La prise de sang pour doser la parathormone (PTH) évalue l’équilibre entre calcium, phosphore et santé osseuse. Cet examen détecte les troubles hormonaux des glandes parathyroïdes, souvent responsables d’anomalies du calcium découvertes sur un bilan sanguin standard. Lorsque votre taux de PTH est hors normes, il faut le croiser avec le calcium, le phosphore et la vitamine D pour comprendre ce qui se passe réellement. Lire vos résultats devient simple une fois que vous connaissez la logique de ce trio biologique. Voici tout ce qu’il faut savoir pour interpréter votre dosage et savoir quand s’inquiéter.
Parathormone et prise de sang pour le calcium osseux

La parathormone, aussi appelée PTH, est sécrétée par quatre petites glandes situées derrière la thyroïde.

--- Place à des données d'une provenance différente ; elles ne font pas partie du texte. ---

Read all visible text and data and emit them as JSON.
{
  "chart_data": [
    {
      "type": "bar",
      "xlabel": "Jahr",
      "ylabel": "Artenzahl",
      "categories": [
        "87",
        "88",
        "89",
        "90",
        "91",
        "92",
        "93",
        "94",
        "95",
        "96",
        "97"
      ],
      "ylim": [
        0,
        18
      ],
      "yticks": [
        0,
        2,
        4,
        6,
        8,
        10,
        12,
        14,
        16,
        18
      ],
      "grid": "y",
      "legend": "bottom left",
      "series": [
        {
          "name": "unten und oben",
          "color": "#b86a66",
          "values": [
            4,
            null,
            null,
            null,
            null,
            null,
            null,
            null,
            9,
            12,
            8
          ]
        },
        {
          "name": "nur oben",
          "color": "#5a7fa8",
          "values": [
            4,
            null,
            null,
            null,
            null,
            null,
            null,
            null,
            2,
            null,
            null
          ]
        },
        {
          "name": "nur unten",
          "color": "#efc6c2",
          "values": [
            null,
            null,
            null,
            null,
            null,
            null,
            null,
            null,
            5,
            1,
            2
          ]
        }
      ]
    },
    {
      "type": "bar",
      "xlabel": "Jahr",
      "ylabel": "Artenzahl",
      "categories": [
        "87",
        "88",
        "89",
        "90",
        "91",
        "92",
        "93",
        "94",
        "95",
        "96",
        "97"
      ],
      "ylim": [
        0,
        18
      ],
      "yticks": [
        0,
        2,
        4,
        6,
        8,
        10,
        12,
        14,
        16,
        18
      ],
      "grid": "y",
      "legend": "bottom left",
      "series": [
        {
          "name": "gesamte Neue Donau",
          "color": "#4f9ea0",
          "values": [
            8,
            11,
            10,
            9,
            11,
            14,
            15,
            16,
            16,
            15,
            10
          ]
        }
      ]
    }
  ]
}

Son rôle est de maintenir un taux de calcium stable dans le sang, indispensable au bon fonctionnement des muscles, du cœur et du système nerveux. Lorsque le calcium descend trop bas, la PTH augmente pour libérer du calcium depuis les os, réabsorber davantage de calcium au niveau des reins et activer la vitamine D.
Le dosage sanguin de la PTH s’inscrit rarement seul dans une ordonnance. Il accompagne généralement le dosage du calcium, du phosphore et parfois celui de la vitamine D. Cette combinaison donne une vision d’ensemble du métabolisme minéral et oriente vers des maladies osseuses, rénales ou parathyroïdiennes. Sans ce contexte biologique complet, interpréter la PTH isolément serait trompeur.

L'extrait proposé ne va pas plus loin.